Судный день | страница 2



Видать, крепенько опутали бабы наших парней, если они пошли супротив закона. Да они ли первые, они ли последние? Весь мир о баб спотыкается, сколько он существует, от Адама и Евы, если верить кинокартинам. И сводятся, и разводятся, и на всякие сделки с совестью идут люди, да какие люди, знаменитые, не нашим ударникам-стахановцам-зачинателям дутым чета! Подумаешь, тайный притон у Зины посещали! А девка-то, племянница та недоразвитая, видать, приманкой в этой истории была. Эту девку знали многие в поселке, она на местном рынке яблочками торговала из Зининого сада, притворялась тихоней, хоть многие законно считали, что молчаливость та от глупости, от придуркости ее. Чего говорить, если она говорить не способна, и даже в школу ее не отдают. Улыбается, да рубли с червонцами замусоленными поглубже за пазуху, за лифчик сует.

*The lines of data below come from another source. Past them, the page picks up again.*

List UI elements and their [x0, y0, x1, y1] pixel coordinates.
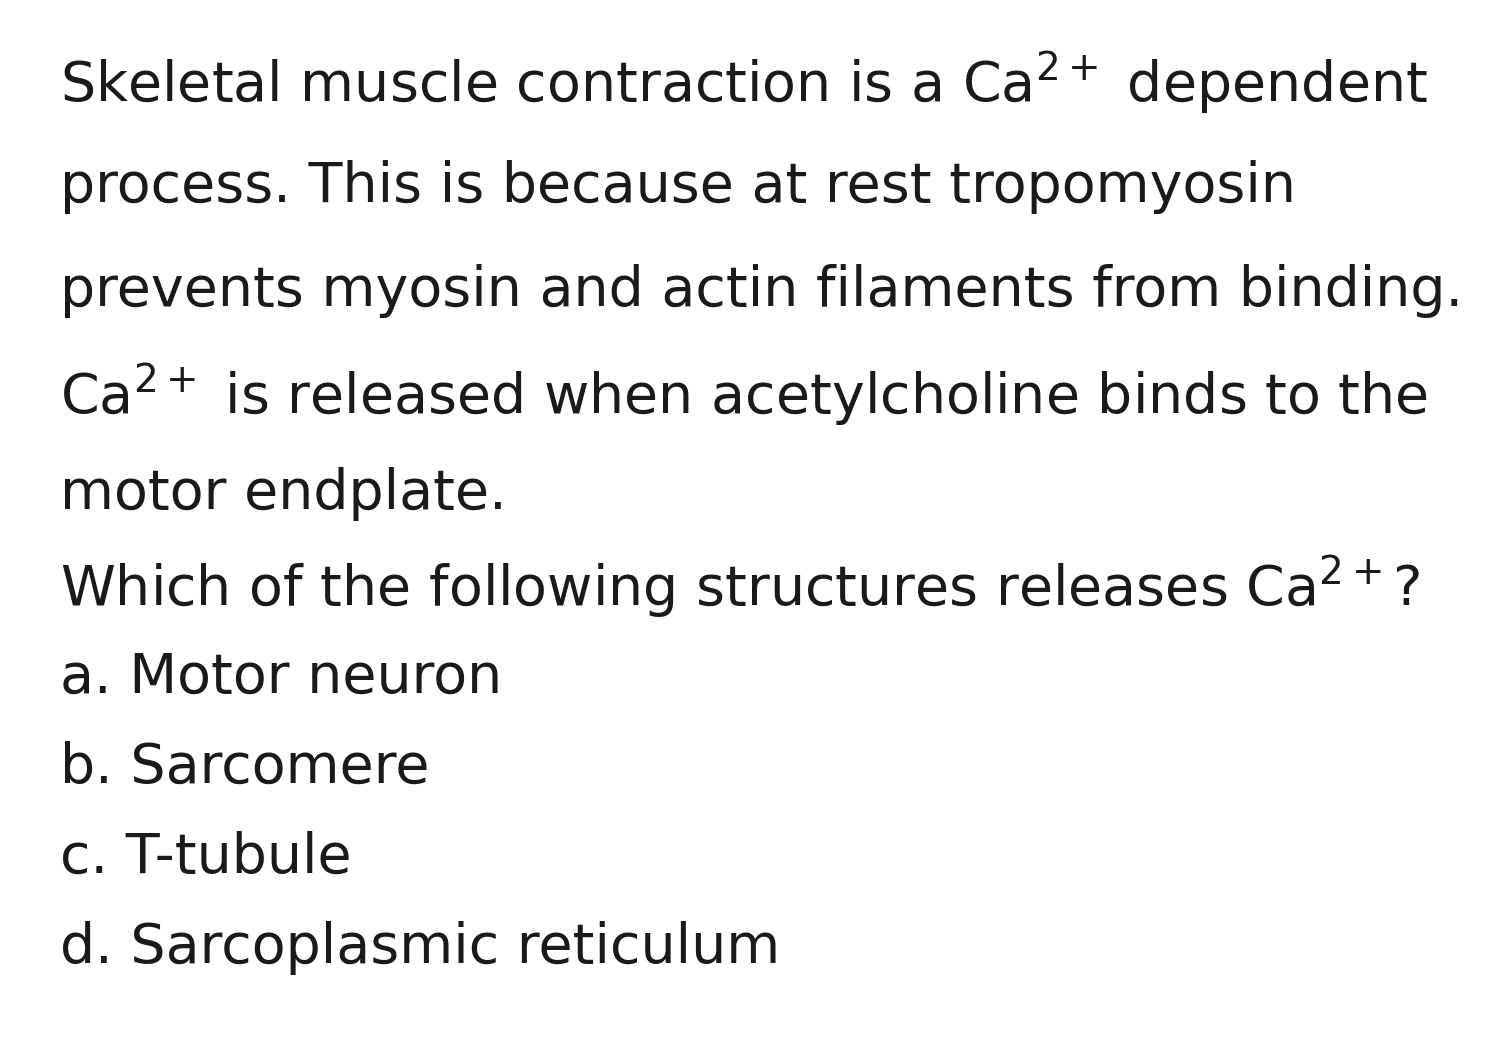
Text: Ca$^{2+}$ is released when acetylcholine binds to the: Ca$^{2+}$ is released when acetylcholine… — [60, 362, 1428, 428]
Text: prevents myosin and actin filaments from binding.: prevents myosin and actin filaments from… — [60, 264, 1462, 318]
Text: b. Sarcomere: b. Sarcomere — [60, 740, 429, 795]
Text: d. Sarcoplasmic reticulum: d. Sarcoplasmic reticulum — [60, 921, 780, 976]
Text: c. T-tubule: c. T-tubule — [60, 831, 351, 885]
Text: Which of the following structures releases Ca$^{2+}$?: Which of the following structures releas… — [60, 554, 1420, 621]
Text: a. Motor neuron: a. Motor neuron — [60, 651, 503, 705]
Text: Skeletal muscle contraction is a Ca$^{2+}$ dependent: Skeletal muscle contraction is a Ca$^{2+… — [60, 50, 1428, 116]
Text: motor endplate.: motor endplate. — [60, 467, 507, 521]
Text: process. This is because at rest tropomyosin: process. This is because at rest tropomy… — [60, 160, 1296, 214]
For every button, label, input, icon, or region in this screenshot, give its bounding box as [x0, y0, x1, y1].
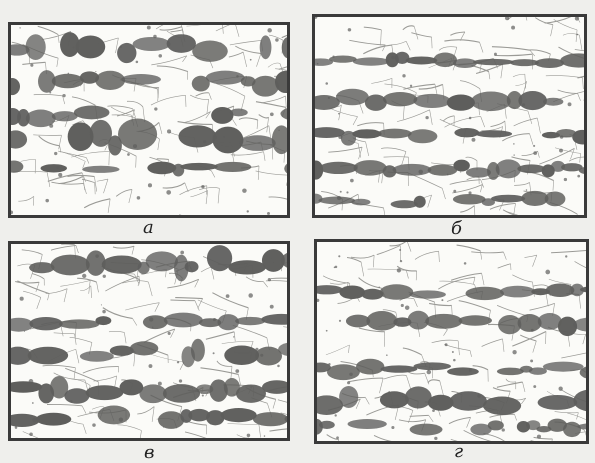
micrograph-panel-c [8, 241, 290, 441]
caption-d: г [454, 441, 464, 462]
micrograph-panel-b [312, 14, 587, 218]
micrograph-d [317, 242, 586, 441]
micrograph-a [11, 25, 287, 215]
caption-c: в [144, 442, 155, 463]
micrograph-b [315, 17, 584, 215]
micrograph-panel-a [8, 22, 290, 218]
micrograph-c [11, 244, 287, 438]
micrograph-panel-d [314, 239, 589, 444]
caption-a: а [143, 217, 154, 238]
caption-b: б [451, 218, 462, 239]
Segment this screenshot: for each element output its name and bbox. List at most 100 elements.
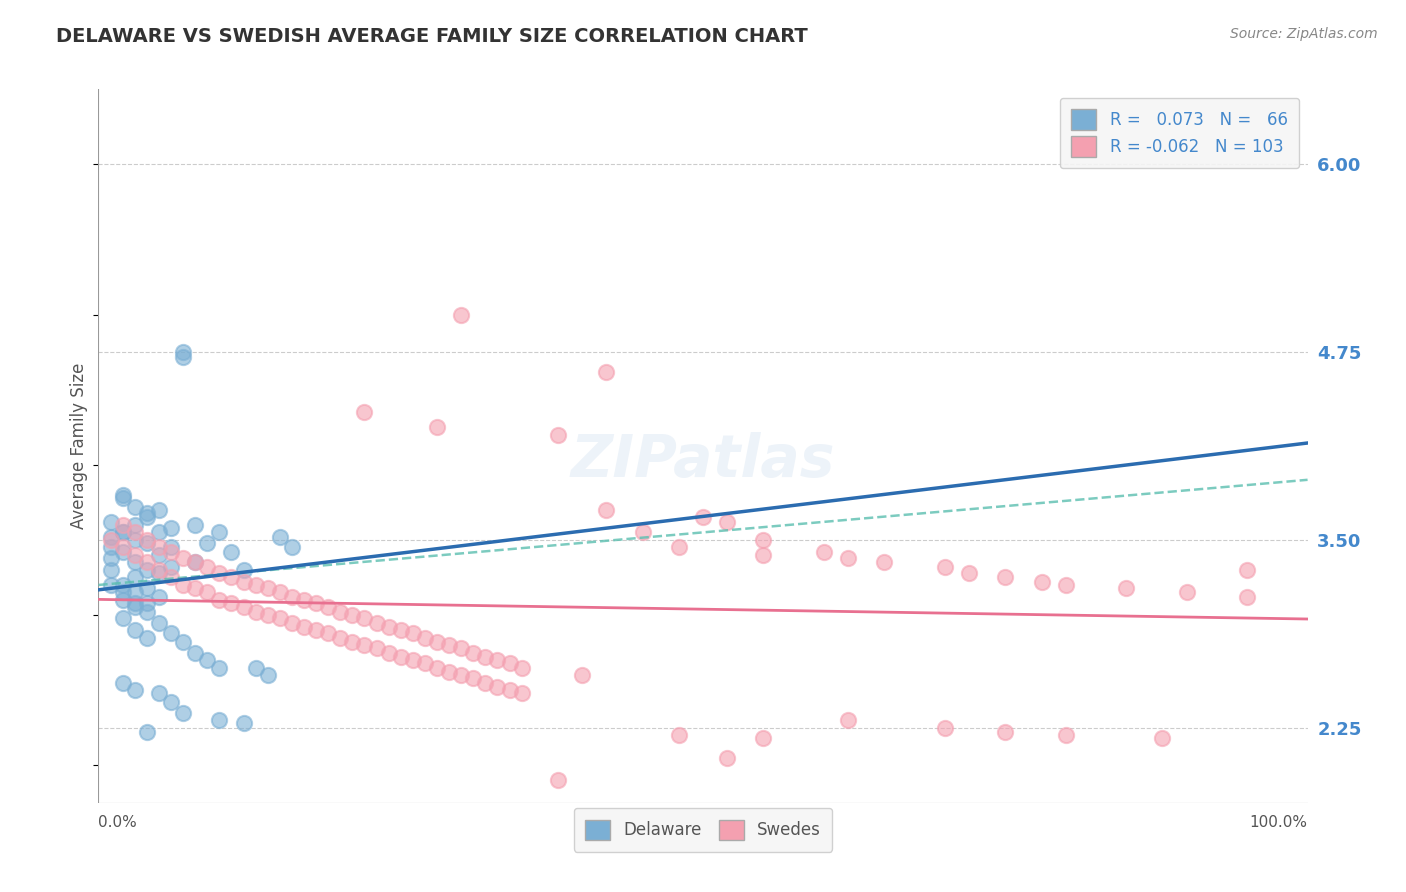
Swedes <box>1175 585 1198 599</box>
Swedes <box>377 620 399 634</box>
Swedes <box>510 660 533 674</box>
Swedes <box>994 570 1017 584</box>
Swedes <box>281 590 304 604</box>
Swedes <box>135 533 157 547</box>
Swedes <box>752 731 775 746</box>
Swedes <box>184 581 207 595</box>
Swedes <box>269 585 291 599</box>
Swedes <box>510 686 533 700</box>
Swedes <box>463 646 485 660</box>
Swedes <box>316 626 339 640</box>
Delaware <box>269 530 291 544</box>
Swedes <box>752 533 775 547</box>
Swedes <box>148 563 170 577</box>
Swedes <box>292 593 315 607</box>
Delaware <box>100 563 122 577</box>
Delaware <box>184 556 207 570</box>
Swedes <box>172 578 194 592</box>
Delaware <box>124 517 146 532</box>
Delaware <box>160 521 183 535</box>
Delaware <box>221 545 243 559</box>
Swedes <box>208 566 231 580</box>
Swedes <box>474 650 496 665</box>
Swedes <box>342 607 364 622</box>
Text: 0.0%: 0.0% <box>98 814 138 830</box>
Swedes <box>426 420 449 434</box>
Swedes <box>232 600 254 615</box>
Delaware <box>135 596 157 610</box>
Delaware <box>124 585 146 599</box>
Swedes <box>342 635 364 649</box>
Swedes <box>353 611 375 625</box>
Delaware <box>124 596 146 610</box>
Swedes <box>631 525 654 540</box>
Text: 100.0%: 100.0% <box>1250 814 1308 830</box>
Swedes <box>486 653 509 667</box>
Swedes <box>305 623 328 637</box>
Delaware <box>124 533 146 547</box>
Swedes <box>413 656 436 670</box>
Swedes <box>232 574 254 589</box>
Swedes <box>124 548 146 562</box>
Swedes <box>1236 590 1258 604</box>
Delaware <box>281 541 304 555</box>
Delaware <box>135 536 157 550</box>
Delaware <box>232 716 254 731</box>
Swedes <box>1054 578 1077 592</box>
Delaware <box>256 668 278 682</box>
Delaware <box>111 525 134 540</box>
Swedes <box>135 556 157 570</box>
Swedes <box>813 545 835 559</box>
Swedes <box>474 675 496 690</box>
Swedes <box>292 620 315 634</box>
Delaware <box>100 578 122 592</box>
Delaware <box>232 563 254 577</box>
Swedes <box>716 750 738 764</box>
Swedes <box>172 550 194 565</box>
Delaware <box>124 683 146 698</box>
Swedes <box>195 560 218 574</box>
Delaware <box>111 578 134 592</box>
Swedes <box>221 570 243 584</box>
Text: Source: ZipAtlas.com: Source: ZipAtlas.com <box>1230 27 1378 41</box>
Delaware <box>124 500 146 514</box>
Swedes <box>245 605 267 619</box>
Delaware <box>100 541 122 555</box>
Swedes <box>837 550 859 565</box>
Swedes <box>1031 574 1053 589</box>
Swedes <box>366 641 388 656</box>
Delaware <box>100 515 122 529</box>
Swedes <box>1236 563 1258 577</box>
Delaware <box>195 653 218 667</box>
Swedes <box>450 308 472 322</box>
Swedes <box>377 646 399 660</box>
Swedes <box>486 680 509 694</box>
Swedes <box>934 560 956 574</box>
Text: ZIPatlas: ZIPatlas <box>571 432 835 489</box>
Delaware <box>148 615 170 630</box>
Swedes <box>437 665 460 679</box>
Swedes <box>195 585 218 599</box>
Delaware <box>148 503 170 517</box>
Delaware <box>111 593 134 607</box>
Delaware <box>160 695 183 709</box>
Swedes <box>160 545 183 559</box>
Swedes <box>994 725 1017 739</box>
Swedes <box>305 596 328 610</box>
Swedes <box>208 593 231 607</box>
Swedes <box>837 713 859 727</box>
Delaware <box>111 585 134 599</box>
Delaware <box>111 491 134 505</box>
Swedes <box>100 533 122 547</box>
Delaware <box>172 350 194 364</box>
Delaware <box>135 581 157 595</box>
Swedes <box>402 626 425 640</box>
Swedes <box>426 660 449 674</box>
Swedes <box>668 541 690 555</box>
Swedes <box>463 671 485 685</box>
Delaware <box>208 713 231 727</box>
Delaware <box>172 635 194 649</box>
Delaware <box>124 556 146 570</box>
Swedes <box>957 566 980 580</box>
Swedes <box>281 615 304 630</box>
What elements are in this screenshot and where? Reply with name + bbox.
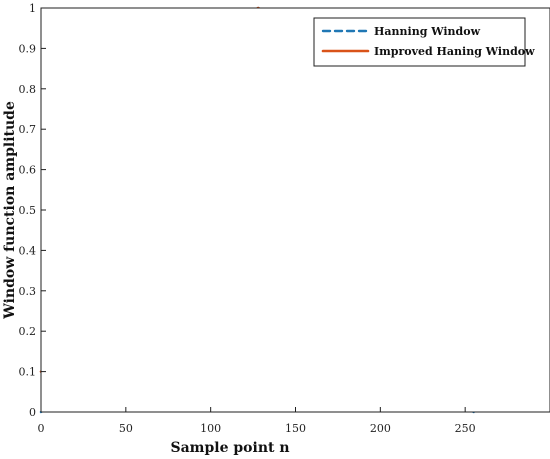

Еще трепали, что уж совсем несуразно, невнятно про мастера с завода Илью Ивановича Букаты, будто и он ходил к Зине в дом, хотя заподозрить старика в разврате было уж никак невозможно. Особо тем, кто хорошо его знал. Жил он бирюк бирюком и не признавал в жизни ничего, что было не его работой на заводе. В цехе прозвали его Железным. Таким он и был. И что его могло связывать с беспутной Зиной, никто толком не мог объяснить. Вроде бы он доводился каким-то родственником племяннице той глупой. Но если оно и в самом деле так, как же он, родственничек, мог допустить, чтобы организовали подобное безобразие в доме, что стал притоном и привел к преступлению Ведерникова, который и работал в цехе у Букаты? Невозможно объяснить, вот в чем дело. И вся эта история, и участие в ней названных лиц и неназванных еще, вроде приезжего спекулянта по фамилии Чемоданов, была запутанная, темная. На этом сходились все.

В то воскресное майское утро народ словно на митинг пришел к дверям клуба барачного типа, построенного еще в годы первой пятилетки, деревянного под штукатурку, которая местами отвалилась, обнажив дранку крест-накрест.

Многие встали пораньше, чтобы занять лучшие места, как на приезжих артистов. Но комсомольские активисты, с красными повязками на рукавах, выделенные от завода, сначала пропустили своих, которые приходили целыми бригадами от разных цехов по спискам, составленным руководством. Конечно, разделение на своих да на чужих было условным, кто же тут не свой, если весь поселок трудился на заводе в разных цехах и подразделениях, кроме разве не ходячих стариков и малых детишек.